Stop asking your team for updates
On removing the interrogation loop from engineering check-ins
Most standups are a polite form of interrogation.
You ask what someone is working on. They tell you mostly things you already knew. You then ask if there are blockers. They say no, or mention one, and it gets noted somewhere and the meeting moves on. This happens every morning, or three times a week, or whatever cadence the team has settled on. Everyone is present, but almost no one is really listening.
The problem isn’t the frequency or the length. It’s the structure. It puts the team on the hook for producing information that, in many cases, everyone in the room already has, or that no one in the room actually needs at that moment.
The worst version of this is when someone has to repeatedly announce that nothing has happened on a six-month project that was never going to move this week. That’s not information. That’s management theater at best and a slow tax on morale at worst. But the ritual demands it, so someone performs it.
The setup
I’ve been running my security team’s check-ins differently for the past year or so, and I want to describe the part that I think matters most.
We meet on Mondays, Wednesdays, and Fridays. Wednesdays and Fridays are short syncs, usually under fifteen minutes.

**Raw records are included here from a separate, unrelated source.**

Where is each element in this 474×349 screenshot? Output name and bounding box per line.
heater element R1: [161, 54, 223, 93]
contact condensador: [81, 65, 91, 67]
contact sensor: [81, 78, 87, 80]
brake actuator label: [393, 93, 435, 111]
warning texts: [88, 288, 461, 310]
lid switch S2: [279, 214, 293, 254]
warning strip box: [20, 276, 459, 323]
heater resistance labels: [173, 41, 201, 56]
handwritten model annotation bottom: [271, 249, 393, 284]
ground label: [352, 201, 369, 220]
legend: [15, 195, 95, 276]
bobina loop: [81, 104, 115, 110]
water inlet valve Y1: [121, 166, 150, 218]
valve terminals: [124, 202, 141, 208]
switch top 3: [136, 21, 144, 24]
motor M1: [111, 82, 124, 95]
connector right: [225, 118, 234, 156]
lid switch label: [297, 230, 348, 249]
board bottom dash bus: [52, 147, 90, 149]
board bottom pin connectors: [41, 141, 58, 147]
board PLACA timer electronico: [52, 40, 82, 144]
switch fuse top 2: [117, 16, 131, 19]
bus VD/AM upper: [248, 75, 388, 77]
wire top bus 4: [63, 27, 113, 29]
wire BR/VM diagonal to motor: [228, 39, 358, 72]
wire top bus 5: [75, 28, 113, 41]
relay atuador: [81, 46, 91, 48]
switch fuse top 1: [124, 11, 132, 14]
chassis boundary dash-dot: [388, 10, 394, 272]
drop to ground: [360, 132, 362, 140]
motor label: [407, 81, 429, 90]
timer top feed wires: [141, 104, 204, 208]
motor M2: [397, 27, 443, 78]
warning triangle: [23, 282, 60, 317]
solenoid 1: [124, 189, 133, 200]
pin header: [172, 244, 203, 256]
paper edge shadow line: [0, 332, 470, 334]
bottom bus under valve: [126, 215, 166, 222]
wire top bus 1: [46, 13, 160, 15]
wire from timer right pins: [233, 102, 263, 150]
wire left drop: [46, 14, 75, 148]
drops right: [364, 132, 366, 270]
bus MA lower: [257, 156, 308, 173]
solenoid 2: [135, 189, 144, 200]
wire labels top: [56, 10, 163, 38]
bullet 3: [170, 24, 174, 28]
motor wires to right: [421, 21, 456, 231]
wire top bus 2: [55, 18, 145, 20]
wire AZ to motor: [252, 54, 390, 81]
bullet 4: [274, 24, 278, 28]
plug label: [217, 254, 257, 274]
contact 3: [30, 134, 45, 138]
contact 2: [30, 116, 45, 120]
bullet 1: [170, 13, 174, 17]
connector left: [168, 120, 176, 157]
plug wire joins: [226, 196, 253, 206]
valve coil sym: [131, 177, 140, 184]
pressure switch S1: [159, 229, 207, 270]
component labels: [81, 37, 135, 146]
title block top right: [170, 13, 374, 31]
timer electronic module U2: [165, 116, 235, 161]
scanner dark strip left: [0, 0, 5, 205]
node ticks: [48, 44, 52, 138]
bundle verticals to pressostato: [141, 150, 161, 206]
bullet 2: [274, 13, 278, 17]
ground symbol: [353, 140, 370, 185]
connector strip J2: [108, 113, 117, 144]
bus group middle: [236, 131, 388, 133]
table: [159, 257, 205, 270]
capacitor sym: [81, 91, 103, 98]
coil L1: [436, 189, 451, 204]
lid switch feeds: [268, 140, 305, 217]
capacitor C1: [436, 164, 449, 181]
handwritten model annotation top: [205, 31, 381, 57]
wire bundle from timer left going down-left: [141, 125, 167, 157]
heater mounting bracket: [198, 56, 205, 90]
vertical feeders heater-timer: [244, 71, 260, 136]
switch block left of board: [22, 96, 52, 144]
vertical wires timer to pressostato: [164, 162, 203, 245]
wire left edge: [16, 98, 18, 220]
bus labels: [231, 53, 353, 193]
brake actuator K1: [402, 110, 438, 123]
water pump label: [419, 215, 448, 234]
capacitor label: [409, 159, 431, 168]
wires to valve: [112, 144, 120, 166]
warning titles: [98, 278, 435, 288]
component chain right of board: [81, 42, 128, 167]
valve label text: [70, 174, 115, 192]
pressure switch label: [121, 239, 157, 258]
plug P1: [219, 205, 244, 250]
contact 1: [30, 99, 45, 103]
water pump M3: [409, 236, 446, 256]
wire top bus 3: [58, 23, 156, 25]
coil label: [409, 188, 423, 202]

Monday is the main meeting and runs for about an hour.
The gap between meetings is intentional: enough time for things to actually move, not so long that anything slips through.
The Monday structure is straightforward: I open with announcements, urgent or unplanned work, kudos where they’re due, and what’s top of mind for me on both the security and business side. Then each person goes through what they’re working on, what they need help with, what they’re stuck on.
None of that is unusual. The part that’s different happens roughly every two weeks, at the end of one of those Monday meetings, after everyone has had their turn.
I go through every project on our pipeline and I state my understanding of its current status. Not as a question. As a statement. I say what I think is happening, what I think the blockers are, what I think the next steps are. The team corrects me where I’m wrong. Mostly, I’m right.
We also run a monthly retrospective focused on team health and process improvements, but it’s separate from this mechanism.
Shifting the burden
The reason it works, I think, comes down to who carries the tracking burden.
In a traditional standup, that burden sits with the team. They’re responsible for surfacing progress, flagging issues, and producing updates on demand. The manager is the receiver. The implicit contract is: I ask, you report, and I follow up if something seems off.
This model inverts the contract. I absorb whatever surfaces naturally in normal conversation or check-ins over the course of two weeks. I don’t prompt for project-level status. I don’t ask “where are we on X?” in sync meetings, ever. Long-running work that hasn’t moved doesn’t need to be announced as unmoved. It surfaces when there’s something worth saying about it.
Then, at the biweekly recap, I carry the synthesis myself. I’m the one who has to demonstrate that I’ve been paying attention. If my understanding is wrong or outdated, that’s on me to correct, not on someone else to have proactively flagged.
The effect on the team is real, even if it’s subtle. Nobody has to say “no progress this week” on a project they haven’t touched, because I’m the one stating the status. The pressure to produce the update disappears. What remains is just the conversation. The team can instead focus exclusively on producing high-value signals.
There’s a flattening effect too. When the manager is the one producing the update rather than extracting it, the dynamic stops feeling like a reporting line and starts feeling more like a team that shares context.
The catch
There’s a prerequisite worth being honest about: this only works if the manager is actually engaged. The biweekly recap isn’t a technique for reducing your own involvement. It’s a forcing function for maintaining it. You have to be absorbing what people say in normal conversation accurately enough to reconstruct the state of the entire project pipeline every two weeks. If you’re not doing that, the recap falls apart immediately and you’ve just created a new awkward meeting format.
I would argue that engagement is the job anyway. Knowing the current state of your team’s work, understanding why things are moving or not, and being able to communicate that clearly to stakeholders is not a bonus feature of good management. It’s the baseline. This mechanic just makes it visible and creates a regular moment where you have to prove it to yourself and your team.
The upstream benefit
One more thing worth naming: it helps me upstream as much as it helps the team. I’m regularly synthesizing project status in a form that’s ready to communicate to stakeholders. The biweekly recap isn’t just a check-in tool. It’s also how I keep my own model current and accurate enough to answer questions quickly when someone above me asks.
I’m not claiming this is novel or scientifically validated. My sample size is one and every team is different. Other people have almost certainly arrived at versions of this and built better systems around it. But it has worked well enough that the mechanism is worth describing: Don’t ask. Absorb. Carry. Read it back. Let your team correct you.
The correction is the update. The absence of interrogation is the point.